Saturday, May 30, 2009

Week #2 Eureka Moment

I rarely watch reality TV, however last night when I turned on the television after a nap, Wife Swap was on. I've caught tid-bits of this show before and found it occasionally interesting because the show's producers usually feature completely opposite families. Last night's show was no exception, however it really highlighted gender expectations of two different families.

One family from Louisiana, was very traditional in thinking a "real man" is tough, macho, and rough and a women's role consists of cleaning, cooking, and general housework. The husband and three son's appalled doing anything considered feminine and the wife agreed with these views.

The other family from California, consisted of a husband and wife team of ballet dancers and their son, also training to be a dancer. The family was very interested in the arts, cheese & wine, theater, and opera. The wife and husband both do household work, such as cleaning and cooking. Needless to say, these two families experienced a lot of culture shock when the wives of each family went to live with the other family.

The show starts with the wives from the other families living to the hosting families expectations. The wife from California was pretty annoyed that she was expected to do ALL the housework, and was quickly exhausted without the help of others in the house. The wife from Louisiana was obviously uncomfortable and was constantly putting down the husband and son from California stating they were not real men; that no woman would want a "soft man" who acts feminine and likes to dance and use moisturizer.

For the second half of the show the wives set the rules and try to make the families live how they prefer. The wife from Louisiana said she was "more of a man" than the husband from CA. She told them she was going to teach him, and his son, how to be real men. She brought in a huge biker looking guy to do a sort of military routine which had them rolling in mud and grunting.

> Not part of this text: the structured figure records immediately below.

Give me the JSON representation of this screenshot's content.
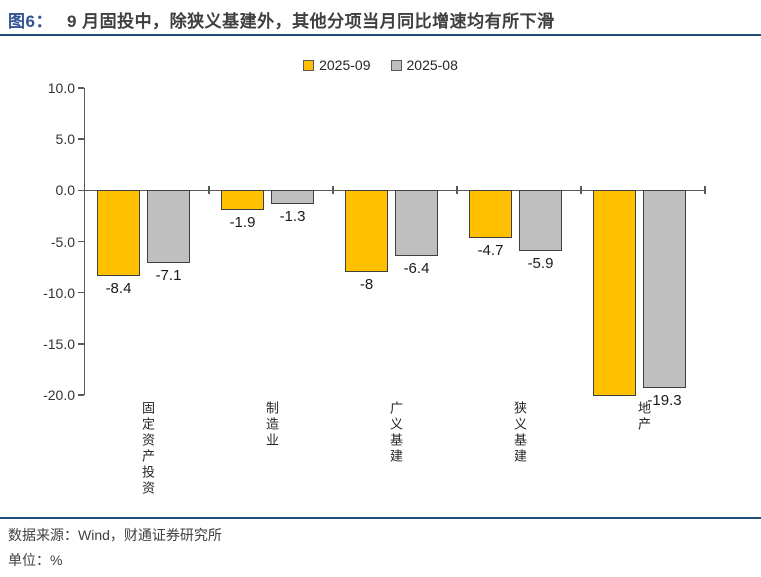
{
  "title": {
    "prefix": "图6：",
    "text": "9 月固投中，除狭义基建外，其他分项当月同比增速均有所下滑"
  },
  "chart_data": {
    "type": "bar",
    "title": "9 月固投中，除狭义基建外，其他分项当月同比增速均有所下滑",
    "categories": [
      "固定资产投资",
      "制造业",
      "广义基建",
      "狭义基建",
      "地产"
    ],
    "series": [
      {
        "name": "2025-09",
        "color": "#FFC000",
        "values": [
          -8.4,
          -1.9,
          -8,
          -4.7,
          -20.1
        ],
        "labels": [
          "-8.4",
          "-1.9",
          "-8",
          "-4.7",
          ""
        ]
      },
      {
        "name": "2025-08",
        "color": "#BFBFBF",
        "values": [
          -7.1,
          -1.3,
          -6.4,
          -5.9,
          -19.3
        ],
        "labels": [
          "-7.1",
          "-1.3",
          "-6.4",
          "-5.9",
          "-19.3"
        ]
      }
    ],
    "ylim": [
      -20,
      10
    ],
    "yticks": [
      10,
      5,
      0,
      -5,
      -10,
      -15,
      -20
    ],
    "ytick_labels": [
      "10.0",
      "5.0",
      "0.0",
      "-5.0",
      "-10.0",
      "-15.0",
      "-20.0"
    ],
    "grid": false,
    "legend_position": "top-center",
    "note_clipped_bar": "2025-09 地产 bar extends past -20 axis; its data label is not visible in the image"
  },
  "footer": {
    "source": "数据来源：Wind，财通证券研究所",
    "unit": "单位：%"
  },
  "colors": {
    "rule_blue": "#1f4e79",
    "title_prefix_blue": "#31538f",
    "axis_gray": "#595959",
    "bar_border": "#404040",
    "series_yellow": "#FFC000",
    "series_gray": "#BFBFBF"
  }
}
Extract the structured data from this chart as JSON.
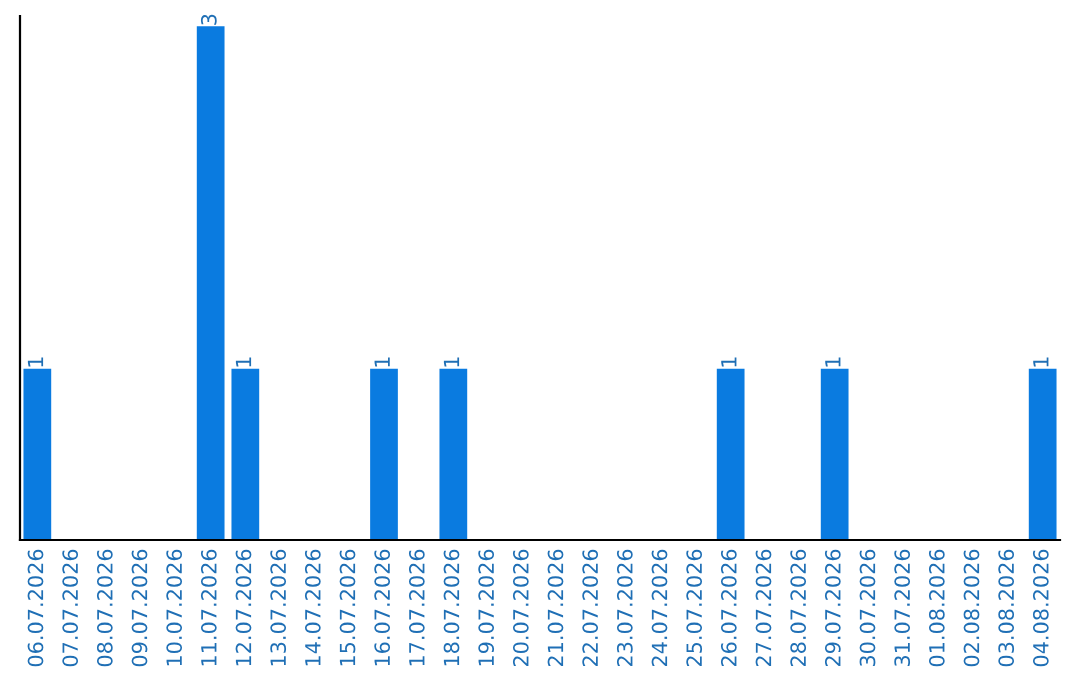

The wife from California attempted to make the husband and children from Louisiana to do some housework and was going to teach the boys ballet. The husband promptly announced "they're not girls, they're boys". The husband, after doing housework, said "it's lazy persons work" (sp). And when one of the boys refused to do laundry the conversation went like this:
Wife Swapee: "Your going to have to learn how to clean up
after yourself."

Boy: "No, I won't."
Wife Swapee: "oh, yeah..who's going to clean up after you?"
Boy: "My girlfriend!"

It was clear neither family was comfortable stepping out of their boundaries. The show really made me think a lot about how our family and community impact our expectations of men and women. Both of these families were on the opposite spectrum when it comes to gender beliefs, and both were pretty unaccepting of each others values. From an viewer's perspective, the show is amusing and entertaining but may also help watchers reflect on their own beliefs and learn to be more open and respectful of other's values. It might actually be a decent reality show, at least this episode.

1 comment:

  1. Reposting my week 2 comments as they were not posted correctly before.

    Hi Kesha,

    I'm proud of you for sticking your ground when talking with your aunt. I’ve been in that situation and I’ve buckled and just walked away with out saying anything. Here’s my story: I have been with my boyfriend for seven years. We lived together between years 1.5 to about 6.5. At about three years we were engaged but I broke it off because I felt we both had some growing to. Three years after breaking it off, I realized I was the one doing all the changing. I hate to admit it but I had become co-dependant and was "waiting" for him to change. I finally realized I needed to get back in touch with myself and moved out on my own. (I read a lot of good books, namely "Loving him without Loosing Yourself", if anyone is interested.) Anyhow, we are still together, being monogamous, but live in separate houses. Before I moved out his mother was constantly asking me when I was going to marry her son and his dad was always pressuring to give him some grandchildren. This made me very uncomfortable and it actually helped me with the decision to move out. I still get a lot of grief from his family, mostly his mother. I think society’s expectations of relationships and marriage are changing but many are trying to hold onto previous expectations because it is more comfortable.

    On a side note, our relationship is great. We are both getting back in touch with ourselves and appreciating each other more. At the end of my lease I will make the decision to stay put, move in together again, or move on. I am thankful that I live in a society where I can live alone at 30, not be married, and not be a freak in society.